Minister sportu i turystyki Joanna Mucha powiedziała w piątek, że liczy, iż sąd przychyli się do stanowiska ministerstwa w sprawie premii dla byłego prezesa Narodowego Centrum Sportu Rafała Kaplera. Jej zdaniem tę premię "trzeba zweryfikować w dół".

Czwartkowa "Rzeczpospolita" podała, że do Narodowego Centrum Sportu wpłynęło "ostateczne wezwanie przedsądowe" byłego prezesa tej instytucji Rafała Kaplera, który żąda wypłacenia premii za pracę w Centrum odpowiedzialnym za budowę Stadionu Narodowego w Warszawie. Wnosi on o wypłatę 571 tys. 187 zł i 50 groszy jako pełną premię za 37-miesięczną pracę w NCS. Gazeta przedstawiła szczegóły kontraktu i aneksów do niego. Nie wiadomo, na który z paragrafów były prezes NCS się powołał.

"Liczę, że sąd przychyli się do naszej opinii, że jednak tę premię trzeba zweryfikować w dół" - powiedziała minister sportu i turystyki Joanna Mucha, która była w piątek gościem "Sygnałów Dnia".

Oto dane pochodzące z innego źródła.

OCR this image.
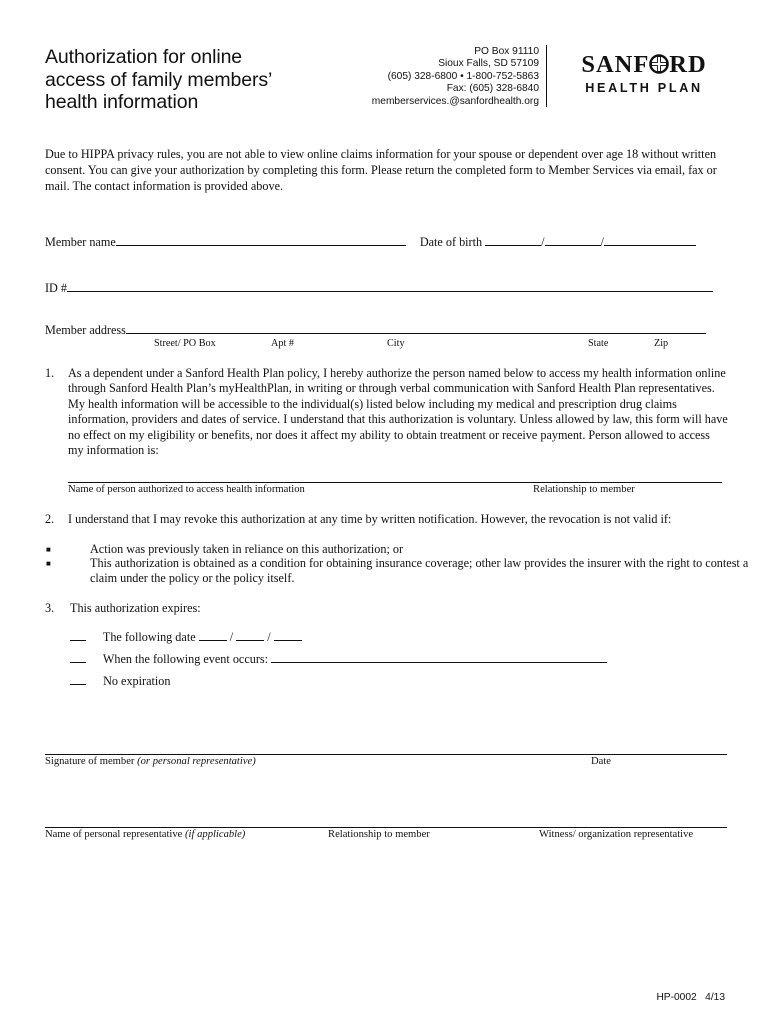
Authorization for online
access of family members’
health information
PO Box 91110
Sioux Falls, SD 57109
(605) 328-6800 • 1-800-752-5863
Fax: (605) 328-6840
memberservices.@sanfordhealth.org
SANF RD
HEALTH PLAN
Due to HIPPA privacy rules, you are not able to view online claims information for your spouse or dependent over age 18 without written consent. You can give your authorization by completing this form. Please return the completed form to Member Services via email, fax or mail. The contact information is provided above.
Member name	Date of birth	/	/
ID #
Member address
Street/ PO Box	Apt #	City	State	Zip
1. As a dependent under a Sanford Health Plan policy, I hereby authorize the person named below to access my health information online through Sanford Health Plan’s myHealthPlan, in writing or through verbal communication with Sanford Health Plan representatives. My health information will be accessible to the individual(s) listed below including my medical and prescription drug claims information, providers and dates of service. I understand that this authorization is voluntary. Unless allowed by law, this form will have no effect on my eligibility or benefits, nor does it affect my ability to obtain treatment or receive payment. Person allowed to access my information is:
Name of person authorized to access health information	Relationship to member
2. I understand that I may revoke this authorization at any time by written notification. However, the revocation is not valid if:
■	Action was previously taken in reliance on this authorization; or
■	This authorization is obtained as a condition for obtaining insurance coverage; other law provides the insurer with the right to contest a claim under the policy or the policy itself.
3. This authorization expires:
The following date	/  /
When the following event occurs:
No expiration
Signature of member (or personal representative)	Date
Name of personal representative (if applicable)	Relationship to member	Witness/ organization representative
HP-0002 4/13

Minister przypomniała powody, dla których zablokowała wypłatę premii dla byłego prezesa NCS. "Kontrakt pana Kaplera jest wyjątkowy pod tym względem, że jest trzykrotnie aneksowany i można mieć wrażenie, daleko idące przekonanie, że mamy do czynienia z sytuacją, w której nie zostały oddane w tym kontrakcie intencje obu stron" - mówiła. "Ktoś moim zdaniem nie do końca rzetelnie przygotował te aneksy (...) Myślę, że nie zwrócono uwagi na pewne dodatkowe obowiązki dla strony publicznej" - wyjaśniła.

"W związku z tym, że w takim normalnym postępowaniu, czyli w sytuacji, w której miałabym wypłacić taką premię, nie mam możliwości ważenia intencji, natomiast sąd ma taką możliwość, zdecydowałam, że ta sprawa musi zostać rozpatrzona przed sądem" - powiedziała.

Jak przypomniała, na zlecenie jej resortu zostały wykonane trzy analizy prawne, które potwierdziły wewnętrzne sprzeczności w kontrakcie. Zaznaczyła, że na razie nie może ujawnić szczegółów, bo będzie to materiał wykorzystany w trakcie procesu. "Ale oczywiście po tym procesie zostaną wszystkie ujawnione" - zapewniła.

Spółkę Narodowe Centrum Sportu powołała do życia w 2007 roku ówczesna minister sportu i turystyki Elżbieta Jakubiak. Jej zadaniem był nadzór nad budową Stadionu Narodowego. Od sierpnia 2010 NCS jest jednocześnie operatorem głównej polskiej areny Euro2012.

Pierwszym prezesem został Michał Borowski, którego w sierpniu 2008 roku zastąpił Kapler. W 2011 roku MSiT ujawniło, że prezes NCS Rafał Kapler zarabiał miesięcznie 26 tys. złotych netto. Zgodnie z kontraktem prezesowi przysługiwało także prawo do tzw. trzynastki w wysokości dwóch miesięcznych pensji. Ponadto w umowach zapisano dwie premie - pierwszą po oddaniu obiektu (342 tys. zł), a drugą po pomyślnym zakończeniu Euro 2012 (228 tys. zł).

Budowa Stadionu Narodowego rozpoczęła się we wrześniu 2008 roku

Pierwotnie miał być gotowy na lipiec 2011, ale m.in. z powodu konieczności naprawy schodów kaskadowych powstało opóźnienie. Budowę zakończono 30 listopada ubiegłego roku, a 16 grudnia obiekt otrzymał pozwolenie na użytkowanie. Oficjalnie obiekt został otwarty 29 stycznia tego roku. Inwestycja kosztowała ok. dwóch miliardów złotych brutto.

Z powodu opóźnień w budowie konieczna była zmiana lokalizacji planowanych na 6 sierpnia ubiegłego roku pokazów motocyklowych oraz meczu piłkarskiego Polska - Niemcy, który miał się odbyć 2 września. Pierwszą imprezą sportową na Stadionie Narodowym miał być 11 lutego mecz o piłkarski Superpuchar między Wisłą Kraków a Legią Warszawa, ale spotkanie zostało odwołane ze względu na negatywną opinię policji w kwestii zapewnienia bezpieczeństwa. Dwa dni później Kapler podał się do dymisji, która została przyjęta.